Although developments in the economy may be favorable to the Federal Reserve – and thus investors – those looking at seasonal forces in the stock market may find less positives in the week ahead.

After a volatile August, stocks are now entering a historically bad month. Dating back to 1945, September has historically been the worst month of the year for the S&P 500, as the index fell, on average, by 0.7% during September, posting gains in less than half the time.

Although, as Yahoo Finance’s Jared Blaker pointed out last week, a rally to start 2023 could put history on investors’ side. When the S&P 500 is up more than 10% going into August, as was the case in 2023, the benchmark typically drops 3.2% in August. This year, the index fell 1.7% in August.
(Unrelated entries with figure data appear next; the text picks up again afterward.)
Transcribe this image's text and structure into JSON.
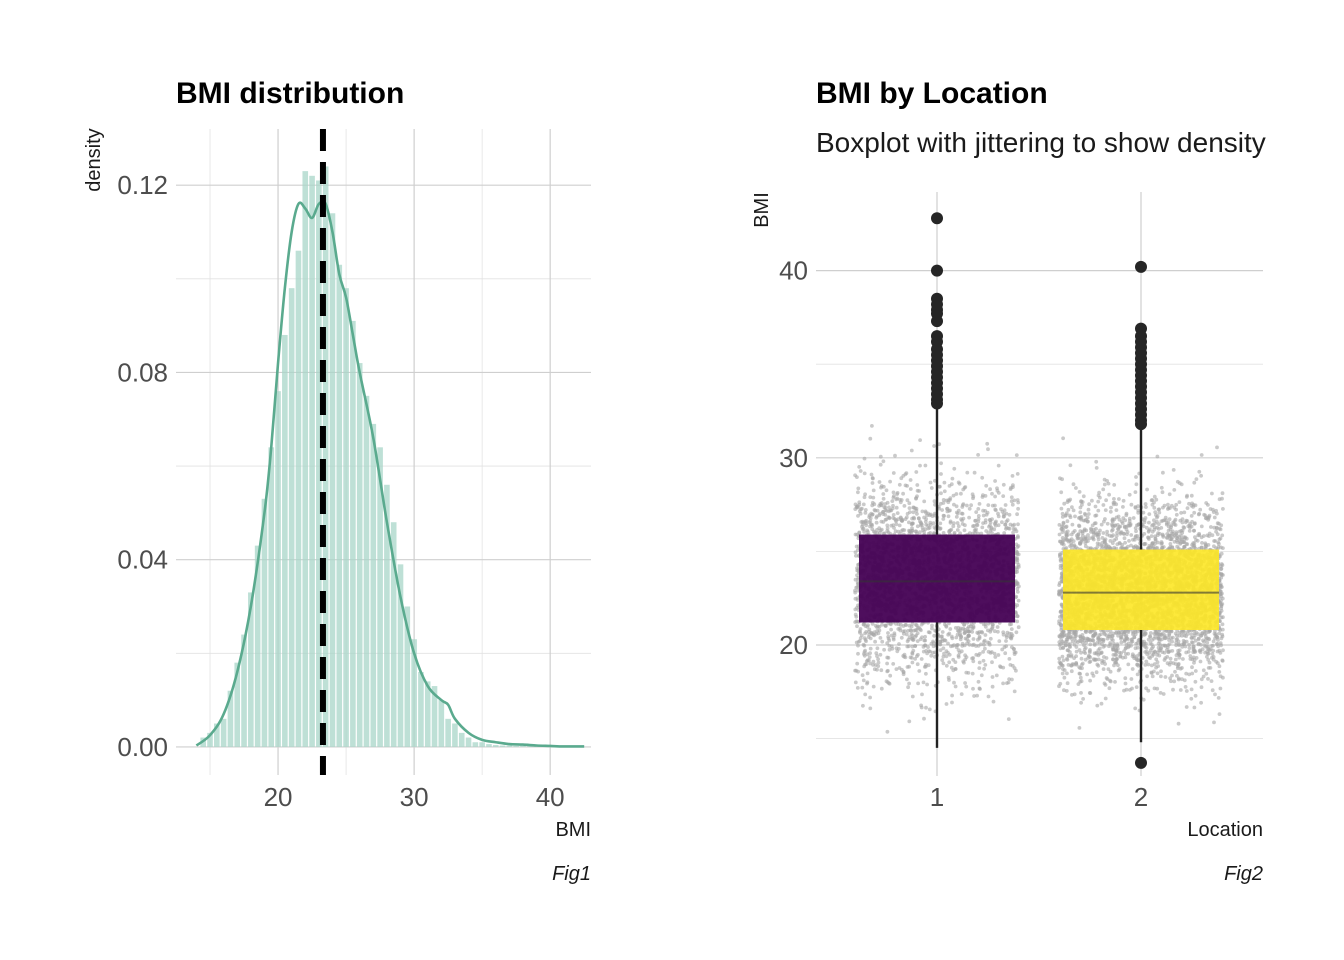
{
  "colors": {
    "hist_fill": "#a8d5c8",
    "density_line": "#5aaa8e",
    "mean_line": "#000000",
    "jitter": "#a6a6a6",
    "box_loc1": "#440154",
    "box_loc2": "#fde725",
    "outlier": "#262626"
  },
  "chart_data": [
    {
      "type": "bar",
      "title": "BMI distribution",
      "xlabel": "BMI",
      "ylabel": "density",
      "caption": "Fig1",
      "xlim": [
        12.5,
        43.0
      ],
      "ylim": [
        -0.006,
        0.132
      ],
      "x_ticks": [
        20,
        30,
        40
      ],
      "x_tick_labels": [
        "20",
        "30",
        "40"
      ],
      "y_ticks": [
        0.0,
        0.04,
        0.08,
        0.12
      ],
      "y_tick_labels": [
        "0.00",
        "0.04",
        "0.08",
        "0.12"
      ],
      "grid": true,
      "mean_line_x": 23.3,
      "histogram": {
        "bin_width": 0.5,
        "bin_centers": [
          14.5,
          15.0,
          15.5,
          16.0,
          16.5,
          17.0,
          17.5,
          18.0,
          18.5,
          19.0,
          19.5,
          20.0,
          20.5,
          21.0,
          21.5,
          22.0,
          22.5,
          23.0,
          23.5,
          24.0,
          24.5,
          25.0,
          25.5,
          26.0,
          26.5,
          27.0,
          27.5,
          28.0,
          28.5,
          29.0,
          29.5,
          30.0,
          30.5,
          31.0,
          31.5,
          32.0,
          32.5,
          33.0,
          33.5,
          34.0,
          34.5,
          35.0,
          35.5,
          36.0,
          36.5,
          37.0,
          37.5,
          38.0,
          38.5,
          39.0,
          39.5,
          40.0,
          40.5,
          41.0,
          41.5,
          42.0
        ],
        "densities": [
          0.002,
          0.003,
          0.005,
          0.006,
          0.012,
          0.018,
          0.024,
          0.033,
          0.043,
          0.053,
          0.064,
          0.076,
          0.088,
          0.098,
          0.106,
          0.123,
          0.122,
          0.121,
          0.124,
          0.114,
          0.103,
          0.098,
          0.091,
          0.082,
          0.075,
          0.069,
          0.064,
          0.056,
          0.048,
          0.039,
          0.03,
          0.023,
          0.016,
          0.014,
          0.013,
          0.01,
          0.006,
          0.005,
          0.003,
          0.002,
          0.001,
          0.001,
          0.0006,
          0.0004,
          0.0003,
          0.0003,
          0.0002,
          0.0002,
          0.0002,
          0.0002,
          0.0001,
          0.0001,
          0.0001,
          0.0001,
          0.0001,
          0.0001
        ]
      },
      "density_curve": {
        "x": [
          14.0,
          15.0,
          16.0,
          17.0,
          18.0,
          19.0,
          19.5,
          20.0,
          20.5,
          21.0,
          21.5,
          22.0,
          22.5,
          23.0,
          23.5,
          24.0,
          24.5,
          25.0,
          25.5,
          26.0,
          27.0,
          28.0,
          29.0,
          30.0,
          31.0,
          32.0,
          32.5,
          33.0,
          34.0,
          35.0,
          36.0,
          37.0,
          38.0,
          39.0,
          40.0,
          41.0,
          42.5
        ],
        "y": [
          0.0003,
          0.0025,
          0.007,
          0.016,
          0.03,
          0.05,
          0.064,
          0.082,
          0.098,
          0.11,
          0.116,
          0.115,
          0.113,
          0.116,
          0.116,
          0.11,
          0.101,
          0.096,
          0.088,
          0.08,
          0.066,
          0.048,
          0.032,
          0.02,
          0.013,
          0.01,
          0.009,
          0.006,
          0.003,
          0.0015,
          0.001,
          0.0006,
          0.0005,
          0.0003,
          0.0002,
          0.0001,
          0.0001
        ]
      }
    },
    {
      "type": "boxplot",
      "title": "BMI by Location",
      "subtitle": "Boxplot with jittering to show density",
      "xlabel": "Location",
      "ylabel": "BMI",
      "caption": "Fig2",
      "categories": [
        "1",
        "2"
      ],
      "ylim": [
        13.0,
        44.2
      ],
      "y_ticks": [
        20,
        30,
        40
      ],
      "y_tick_labels": [
        "20",
        "30",
        "40"
      ],
      "grid": true,
      "boxes": [
        {
          "category": "1",
          "q1": 21.2,
          "median": 23.4,
          "q3": 25.9,
          "whisker_low": 14.5,
          "whisker_high": 32.8
        },
        {
          "category": "2",
          "q1": 20.8,
          "median": 22.8,
          "q3": 25.1,
          "whisker_low": 14.8,
          "whisker_high": 31.6
        }
      ],
      "outliers": [
        {
          "category": "1",
          "values": [
            42.8,
            40.0,
            38.5,
            38.2,
            37.9,
            37.7,
            37.3,
            36.5,
            36.2,
            35.8,
            35.5,
            35.2,
            34.9,
            34.6,
            34.3,
            34.0,
            33.7,
            33.4,
            33.1,
            32.9
          ]
        },
        {
          "category": "2",
          "values": [
            40.2,
            36.9,
            36.5,
            36.2,
            35.9,
            35.6,
            35.3,
            35.0,
            34.7,
            34.4,
            34.1,
            33.8,
            33.5,
            33.2,
            32.9,
            32.6,
            32.3,
            32.0,
            31.8,
            13.7
          ]
        }
      ]
    }
  ]
}
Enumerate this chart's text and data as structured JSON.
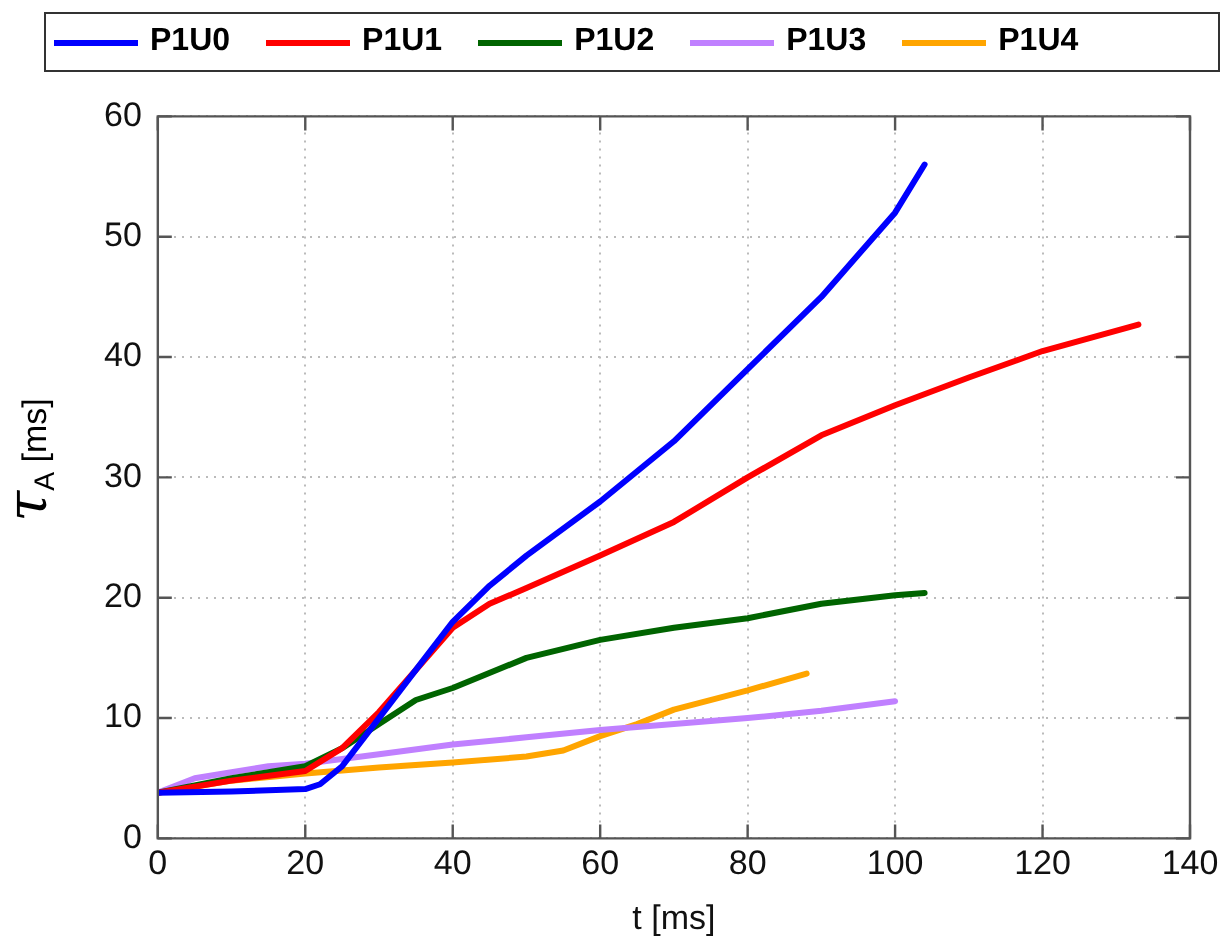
{
  "chart_data": {
    "type": "line",
    "xlabel": "t [ms]",
    "ylabel": "τ$_{A}$ [ms]",
    "xlim": [
      0,
      140
    ],
    "xticks": [
      0,
      20,
      40,
      60,
      80,
      100,
      120,
      140
    ],
    "ylim": [
      0,
      60
    ],
    "yticks": [
      0,
      10,
      20,
      30,
      40,
      50,
      60
    ],
    "grid": true,
    "legend": "top",
    "line_style": "solid",
    "marker": "none",
    "series": [
      {
        "name": "P1U0",
        "color": "#0000ff",
        "x": [
          0,
          10,
          20,
          22,
          25,
          30,
          35,
          40,
          45,
          50,
          60,
          70,
          80,
          90,
          100,
          104
        ],
        "values": [
          3.8,
          3.9,
          4.1,
          4.5,
          6,
          10,
          14,
          18,
          21,
          23.5,
          28,
          33,
          39,
          45,
          52,
          56
        ]
      },
      {
        "name": "P1U1",
        "color": "#ff0000",
        "x": [
          0,
          10,
          20,
          25,
          30,
          35,
          40,
          45,
          50,
          60,
          70,
          80,
          90,
          100,
          110,
          120,
          133
        ],
        "values": [
          3.8,
          4.8,
          5.6,
          7.5,
          10.5,
          14,
          17.5,
          19.5,
          20.8,
          23.5,
          26.3,
          30,
          33.5,
          36,
          38.3,
          40.5,
          42.7
        ]
      },
      {
        "name": "P1U2",
        "color": "#006400",
        "x": [
          0,
          10,
          20,
          25,
          30,
          35,
          40,
          50,
          60,
          70,
          80,
          90,
          100,
          104
        ],
        "values": [
          3.8,
          5,
          6,
          7.5,
          9.5,
          11.5,
          12.5,
          15,
          16.5,
          17.5,
          18.3,
          19.5,
          20.2,
          20.4
        ]
      },
      {
        "name": "P1U3",
        "color": "#c080ff",
        "x": [
          0,
          5,
          10,
          15,
          20,
          30,
          40,
          50,
          60,
          70,
          80,
          90,
          100
        ],
        "values": [
          3.8,
          5,
          5.5,
          6,
          6.2,
          7,
          7.8,
          8.4,
          9,
          9.5,
          10,
          10.6,
          11.4
        ]
      },
      {
        "name": "P1U4",
        "color": "#ffa500",
        "x": [
          0,
          10,
          20,
          30,
          40,
          50,
          55,
          60,
          65,
          70,
          80,
          88
        ],
        "values": [
          3.8,
          4.8,
          5.4,
          5.9,
          6.3,
          6.8,
          7.3,
          8.5,
          9.5,
          10.7,
          12.3,
          13.7
        ]
      }
    ]
  }
}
But during those years, the S&P 500 rose an average of 2.3% in September, and then gained more than 9% from September through the end of the year.

“We believe the caution agreed in September would be unwarranted,” Fundstrat’s Tom Lee wrote in a note on Friday. “In fact, we think the September prospects favor gains of 2% to 3%, supported by a downward shift in consensus views on inflation and inflation risks.”

Weekly calendar


Markets are closed for Labor Day.


economic data: Factory Orders, July (-2.5% expected, +2.3% prior); Durable Goods Orders, July (-5.2% Previously)

Earnings: Zescaler (ZS), GitLab (GTLB)


economic data: Mortgage MBA applications (+2.3% previously); US S&P Global Services PMI, August Final (previously 51); US S&P Global Composite PMI, August Final (previously 50.4); ISM Services PMI, August (52.5 expected, 52.7 prior); Federal Reserve Beige Book

Earnings: American Eagle Outfitters (AEO), ChargePoint (CHPT), (AI), Dave & Buster’s Entertainment (PLAY), Express (EXPR), GameStop (GME)


economic data: Initial Jobless Claims (235,000 expected, 228,000 previously)

Earnings: DocuSign (DOCU), RH (RH), Zumiez (ZUMZ)


economic data: Wholesale Inventories, MoM in July (-0.1% Previously)

Earnings: Kruger (KR), runway rental (rent)

Josh Schafer is a reporter for Yahoo Finance.